La noche del 18 de julio de 1992 extendía su serenidad sobre ese paraje ancho del valle del río Rímac al que desde tiempos inmemoriales se llama La Cantuta, por la abundancia de esas flores en sus riberas. Desde la década de 1950 ahí se formaron los pedagogos que salían a enseñar en los colegios nacionales y que, por provenir en su mayoría de provincias, vivían internos compartiendo aulas y residencia tanto como diversión, deporte e inquietudes políticas.

De pronto, pasadas las 12 p. m., de vehículos militares descendió un comando antisubversivo que forzó las puertas, invadió los dormitorios y, con una lista confeccionada con soplos de informantes infiltrados, empezó a formar un grupo de presuntos miembros del PCP-Sendero Luminoso. Al cabo de minutos, se llevaron a nueve estudiantes y un profesor. Nunca más se los vio, hasta que un año después se encontraron sus restos.

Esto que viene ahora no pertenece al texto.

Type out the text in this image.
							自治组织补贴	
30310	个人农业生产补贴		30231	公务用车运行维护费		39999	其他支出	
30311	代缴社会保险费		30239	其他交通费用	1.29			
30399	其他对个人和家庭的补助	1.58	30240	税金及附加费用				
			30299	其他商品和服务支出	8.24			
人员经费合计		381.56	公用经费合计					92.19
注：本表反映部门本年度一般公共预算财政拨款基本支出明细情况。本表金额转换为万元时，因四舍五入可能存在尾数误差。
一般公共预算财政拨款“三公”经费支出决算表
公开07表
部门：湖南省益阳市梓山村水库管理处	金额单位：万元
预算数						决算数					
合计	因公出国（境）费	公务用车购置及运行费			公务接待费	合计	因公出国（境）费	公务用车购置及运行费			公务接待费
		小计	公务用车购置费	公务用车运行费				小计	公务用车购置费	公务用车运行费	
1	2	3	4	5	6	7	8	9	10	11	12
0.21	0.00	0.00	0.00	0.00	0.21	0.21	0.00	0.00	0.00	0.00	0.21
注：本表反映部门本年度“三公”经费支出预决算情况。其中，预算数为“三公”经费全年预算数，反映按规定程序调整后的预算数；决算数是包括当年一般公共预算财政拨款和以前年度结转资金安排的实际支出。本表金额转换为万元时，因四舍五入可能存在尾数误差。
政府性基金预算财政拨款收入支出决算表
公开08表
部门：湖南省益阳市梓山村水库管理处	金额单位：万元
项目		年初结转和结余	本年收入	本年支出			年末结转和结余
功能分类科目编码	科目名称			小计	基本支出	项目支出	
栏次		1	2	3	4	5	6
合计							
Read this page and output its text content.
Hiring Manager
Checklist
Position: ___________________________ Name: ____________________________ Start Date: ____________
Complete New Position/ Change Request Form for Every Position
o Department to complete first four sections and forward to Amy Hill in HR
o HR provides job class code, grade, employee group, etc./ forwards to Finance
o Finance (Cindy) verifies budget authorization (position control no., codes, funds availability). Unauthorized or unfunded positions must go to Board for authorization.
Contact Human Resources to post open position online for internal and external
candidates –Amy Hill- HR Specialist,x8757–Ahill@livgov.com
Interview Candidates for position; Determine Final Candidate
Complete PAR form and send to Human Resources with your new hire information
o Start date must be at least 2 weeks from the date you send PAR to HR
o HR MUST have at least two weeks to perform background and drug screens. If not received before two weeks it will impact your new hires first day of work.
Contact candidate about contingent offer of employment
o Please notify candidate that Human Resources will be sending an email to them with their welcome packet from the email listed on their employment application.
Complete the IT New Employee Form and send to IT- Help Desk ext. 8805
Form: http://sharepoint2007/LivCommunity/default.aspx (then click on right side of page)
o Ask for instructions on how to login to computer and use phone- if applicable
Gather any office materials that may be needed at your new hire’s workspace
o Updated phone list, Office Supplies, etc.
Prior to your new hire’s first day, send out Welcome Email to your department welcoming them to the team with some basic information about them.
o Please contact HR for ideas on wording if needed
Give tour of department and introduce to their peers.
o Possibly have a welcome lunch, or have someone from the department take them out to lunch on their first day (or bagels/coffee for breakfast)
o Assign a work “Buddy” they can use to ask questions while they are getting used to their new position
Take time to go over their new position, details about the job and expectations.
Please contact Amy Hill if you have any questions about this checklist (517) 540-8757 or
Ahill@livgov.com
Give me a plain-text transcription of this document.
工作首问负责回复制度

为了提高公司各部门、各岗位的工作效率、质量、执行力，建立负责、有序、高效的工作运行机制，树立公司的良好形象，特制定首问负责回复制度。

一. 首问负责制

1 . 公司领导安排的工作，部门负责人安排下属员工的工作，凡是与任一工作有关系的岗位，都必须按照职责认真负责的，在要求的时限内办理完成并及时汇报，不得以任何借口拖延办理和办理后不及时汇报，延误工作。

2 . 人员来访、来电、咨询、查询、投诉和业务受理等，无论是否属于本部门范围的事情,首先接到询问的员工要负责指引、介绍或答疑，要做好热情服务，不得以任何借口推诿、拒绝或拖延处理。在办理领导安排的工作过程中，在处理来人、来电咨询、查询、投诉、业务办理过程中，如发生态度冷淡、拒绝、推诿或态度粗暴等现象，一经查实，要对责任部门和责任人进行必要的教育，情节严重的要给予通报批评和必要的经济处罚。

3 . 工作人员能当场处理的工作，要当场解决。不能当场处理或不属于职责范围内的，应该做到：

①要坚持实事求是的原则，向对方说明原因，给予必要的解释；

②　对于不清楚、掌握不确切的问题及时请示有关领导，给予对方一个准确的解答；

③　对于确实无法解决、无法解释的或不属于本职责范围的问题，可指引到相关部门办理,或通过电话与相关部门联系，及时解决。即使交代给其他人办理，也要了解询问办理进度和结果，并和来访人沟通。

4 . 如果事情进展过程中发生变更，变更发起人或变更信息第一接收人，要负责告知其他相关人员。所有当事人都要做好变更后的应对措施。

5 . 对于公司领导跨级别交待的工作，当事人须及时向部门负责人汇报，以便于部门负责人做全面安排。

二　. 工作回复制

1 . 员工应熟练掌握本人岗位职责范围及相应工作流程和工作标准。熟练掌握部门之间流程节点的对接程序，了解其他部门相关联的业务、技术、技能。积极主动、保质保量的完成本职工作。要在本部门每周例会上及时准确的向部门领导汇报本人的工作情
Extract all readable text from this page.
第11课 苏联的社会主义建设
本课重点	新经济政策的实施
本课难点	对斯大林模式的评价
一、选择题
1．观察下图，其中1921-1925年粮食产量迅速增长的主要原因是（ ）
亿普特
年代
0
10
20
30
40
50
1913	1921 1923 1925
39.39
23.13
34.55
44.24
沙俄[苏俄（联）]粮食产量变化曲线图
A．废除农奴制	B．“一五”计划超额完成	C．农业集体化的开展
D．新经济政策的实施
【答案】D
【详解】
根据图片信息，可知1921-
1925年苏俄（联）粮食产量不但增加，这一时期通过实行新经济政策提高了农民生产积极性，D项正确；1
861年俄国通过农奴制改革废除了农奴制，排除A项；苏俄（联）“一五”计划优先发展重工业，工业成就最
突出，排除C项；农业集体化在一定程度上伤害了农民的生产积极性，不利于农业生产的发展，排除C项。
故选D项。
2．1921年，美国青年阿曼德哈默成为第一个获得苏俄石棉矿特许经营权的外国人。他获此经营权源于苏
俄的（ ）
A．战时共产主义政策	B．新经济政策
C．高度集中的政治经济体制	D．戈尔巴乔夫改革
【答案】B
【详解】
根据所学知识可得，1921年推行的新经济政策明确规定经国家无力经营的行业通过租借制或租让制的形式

Habían sido asesinados de un tiro en la sien y luego calcinados.

Una valiente investigación descubrió que los autores habían sido los miembros del llamado «Grupo Colina», unidad paramilitar que respondía a órdenes directas del Servicio de Inteligencia Nacional, con el consentimiento del comandante general de las Fuerzas Armadas y del presidente Alberto Fujimori. Martin Rivas, uno de sus jefes, explicaría años después que fue una «respuesta política» a un atentado del senderismo en el centro de Lima.

Los autores fueron juzgados y condenados, gracias a la lucha infatigable de los familiares encabezados por la hermana y la madre de dos de los desaparecidos, quienes nunca buscaron venganza sino solo justicia. Hoy una de esas ejemplares personas ha sido designada ministra de Cultura, no por la heroica gesta que vivió sino por sus méritos profesionales.

Pero esta decisión presidencial ha motivado que el congresista Jorge Montoya la cuestione y agravie, como si tratara de matar a su hermano por segunda vez. Nadie podría juzgar al almirante por lo que haya hecho un hermano suyo. Sin embargo, Montoya se ha atrevido a calificar de proterrorista a la nueva ministra, sin ninguna prueba.

En cualquier país civilizada Gisela Ortiz debería ser reconocida y homenajeada por las Fuerzas Armadas por haber ayudado a descubrir a un grupo de extraviados que manchó el uniforme, convirtiéndose en criminales comunes. Montoya, añora los años de barbarie, pero está desfasado: hoy las entidades castrenses y la sociedad han evolucionado a un mejor horizonte, en el que se valora la vida y no la muerte.